There’s a sticky silence in the incense smoke of the cluttered bedroom. Slight tapping of a keyboard, little Morse Code transmissions from fingers to screen. The only noticeable notion of existence. The tapping of the typing falls and rises in lurches and swells, too erratic to be an ebb and flow, too steady to be tremors. It’s still dark. And from our little places, we – being nothing but flies on the wall – are able to sense that our mysterious night-time writer is very, very, very lonely.
Re-position. Better view. Reassess.
About thirteen pages. Not too bad, for a carcass. Appears that he’s using Times New Roman: a classic. Single spaced, so it’s a little hard to see from afar. But at this point, perhaps as if he knows he’s being watched, he starts to type faster, more ferociously. You know, that “violent, grunting, teeth girding, hot dog! motherfucker – HOPE YOU HAD A GOOD TIME AT CHURCH, KIDS , because that sweet, seductive Devil is comin’ to your bedroom” kind of writing that can only really be accomplished when there’s nothing in the world one can say.
Intrigue.
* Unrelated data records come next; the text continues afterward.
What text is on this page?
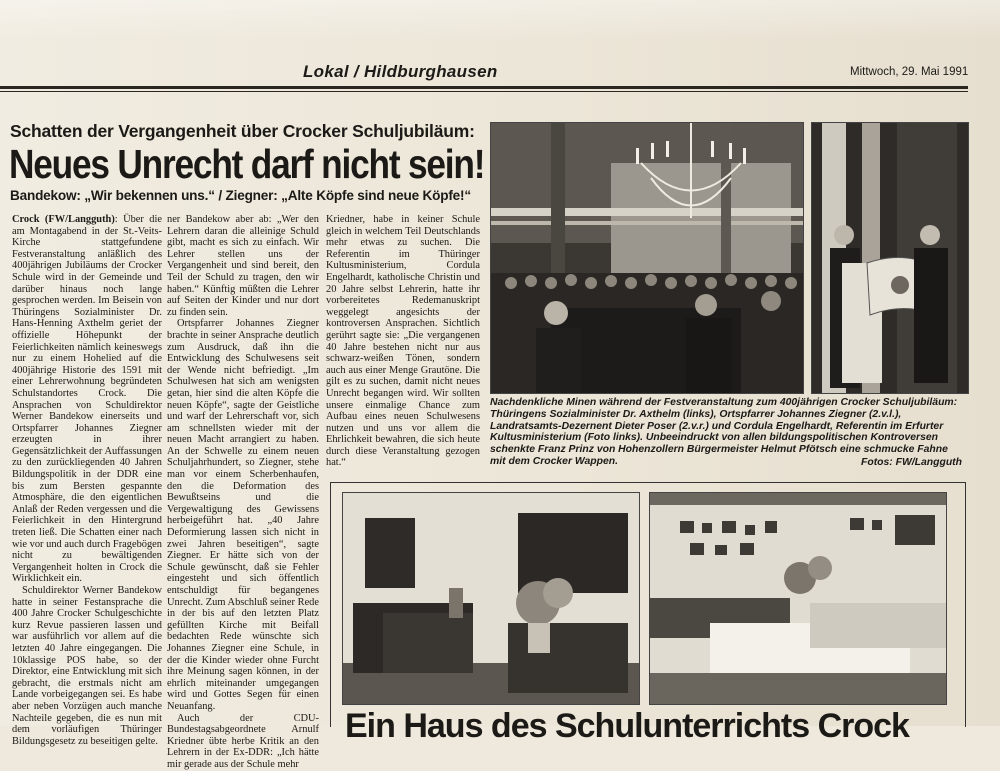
Lokal / Hildburghausen	Mittwoch, 29. Mai 1991
Schatten der Vergangenheit über Crocker Schuljubiläum:
Neues Unrecht darf nicht sein!
Bandekow: „Wir bekennen uns.“ / Ziegner: „Alte Köpfe sind neue Köpfe!“

Crock (FW/Langguth): Über die am Montagabend in der St.-Veits-Kirche stattgefundene Festveranstaltung anläßlich des 400jährigen Jubiläums der Crocker Schule wird in der Gemeinde und darüber hinaus noch lange gesprochen werden. Im Beisein von Thüringens Sozialminister Dr. Hans-Henning Axthelm geriet der offizielle Höhepunkt der Feierlichkeiten nämlich keineswegs nur zu einem Hohelied auf die 400jährige Historie des 1591 mit einer Lehrerwohnung begründeten Schulstandortes Crock. Die Ansprachen von Schuldirektor Werner Bandekow einerseits und Ortspfarrer Johannes Ziegner erzeugten in ihrer Gegensätzlichkeit der Auffassungen zu den zurückliegenden 40 Jahren Bildungspolitik in der DDR eine bis zum Bersten gespannte Atmosphäre, die den eigentlichen Anlaß der Reden vergessen und die Feierlichkeit in den Hintergrund treten ließ. Die Schatten einer nach wie vor und auch durch Fragebögen nicht zu bewältigenden Vergangenheit holten in Crock die Wirklichkeit ein.

Schuldirektor Werner Bandekow hatte in seiner Festansprache die 400 Jahre Crocker Schulgeschichte kurz Revue passieren lassen und war ausführlich vor allem auf die letzten 40 Jahre eingegangen. Die 10klassige POS habe, so der Direktor, eine Entwicklung mit sich gebracht, die erstmals nicht am Lande vorbeigegangen sei. Es habe aber neben Vorzügen auch manche Nachteile gegeben, die es nun mit dem vorläufigen Thüringer Bildungsgesetz zu beseitigen gelte.

ner Bandekow aber ab: „Wer den Lehrern daran die alleinige Schuld gibt, macht es sich zu einfach. Wir Lehrer stellen uns der Vergangenheit und sind bereit, den Teil der Schuld zu tragen, den wir haben.“ Künftig müßten die Lehrer auf Seiten der Kinder und nur dort zu finden sein.

Ortspfarrer Johannes Ziegner brachte in seiner Ansprache deutlich zum Ausdruck, daß ihn die Entwicklung des Schulwesens seit der Wende nicht befriedigt. „Im Schulwesen hat sich am wenigsten getan, hier sind die alten Köpfe die neuen Köpfe“, sagte der Geistliche und warf der Lehrerschaft vor, sich am schnellsten wieder mit der neuen Macht arrangiert zu haben. An der Schwelle zu einem neuen Schuljahrhundert, so Ziegner, stehe man vor einem Scherbenhaufen, den die Deformation des Bewußtseins und die Vergewaltigung des Gewissens herbeigeführt hat. „40 Jahre Deformierung lassen sich nicht in zwei Jahren beseitigen“, sagte Ziegner. Er hätte sich von der Schule gewünscht, daß sie Fehler eingesteht und sich öffentlich entschuldigt für begangenes Unrecht. Zum Abschluß seiner Rede in der bis auf den letzten Platz gefüllten Kirche mit Beifall bedachten Rede wünschte sich Johannes Ziegner eine Schule, in der die Kinder wieder ohne Furcht ihre Meinung sagen können, in der ehrlich miteinander umgegangen wird und Gottes Segen für einen Neuanfang.

Auch der CDU-Bundestagsabgeordnete Arnulf Kriedner übte herbe Kritik an den Lehrern in der Ex-DDR: „Ich hätte mir gerade aus der Schule mehr

Kriedner, habe in keiner Schule gleich in welchem Teil Deutschlands mehr etwas zu suchen. Die Referentin im Thüringer Kultusministerium, Cordula Engelhardt, katholische Christin und 20 Jahre selbst Lehrerin, hatte ihr vorbereitetes Redemanuskript weggelegt angesichts der kontroversen Ansprachen. Sichtlich gerührt sagte sie: „Die vergangenen 40 Jahre bestehen nicht nur aus schwarz-weißen Tönen, sondern auch aus einer Menge Grautöne. Die gilt es zu suchen, damit nicht neues Unrecht begangen wird. Wir sollten unsere einmalige Chance zum Aufbau eines neuen Schulwesens nutzen und uns vor allem die Ehrlichkeit bewahren, die sich heute durch diese Veranstaltung gezogen hat.“

Nachdenkliche Minen während der Festveranstaltung zum 400jährigen Crocker Schuljubiläum: Thüringens Sozialminister Dr. Axthelm (links), Ortspfarrer Johannes Ziegner (2.v.l.), Landratsamts-Dezernent Dieter Poser (2.v.r.) und Cordula Engelhardt, Referentin im Erfurter Kultusministerium (Foto links). Unbeeindruckt von allen bildungspolitischen Kontroversen schenkte Franz Prinz von Hohenzollern Bürgermeister Helmut Pfötsch eine schmucke Fahne mit dem Crocker Wappen.	Fotos: FW/Langguth
Ein Haus des Schulunterrichts Crock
Get closer. Inspect.
Well, thirteen pages – coming up on fourteen now – it may be, but alas! ’tis all for not. Our deranged and desperate typist is nothing more than, indeed, a typist. As if a hired hand to individually write apology letters and recall notices, he has spent thirteen – but coming up on fourteen – pages typing an estimated fourteen thousand words (what? we’re flies in this situation – how good can we be at counting?) all in repetition. Just repetition. Repetition upon repetition upon repetition. He’s taken words and made patterns of patterns. Patterns in the patterns of his patterns that pattern his patterns. And he has repeated the patterns of his repetitions, and patterned his repeats into his muscle memory. Stuck in a repetition compulsion, repetition, repetition, in a pattern of patterns, over and over, again and again he writes and rewrites: “I’m sorry”.
Disappointment. Originality. The flies die, and the story ends.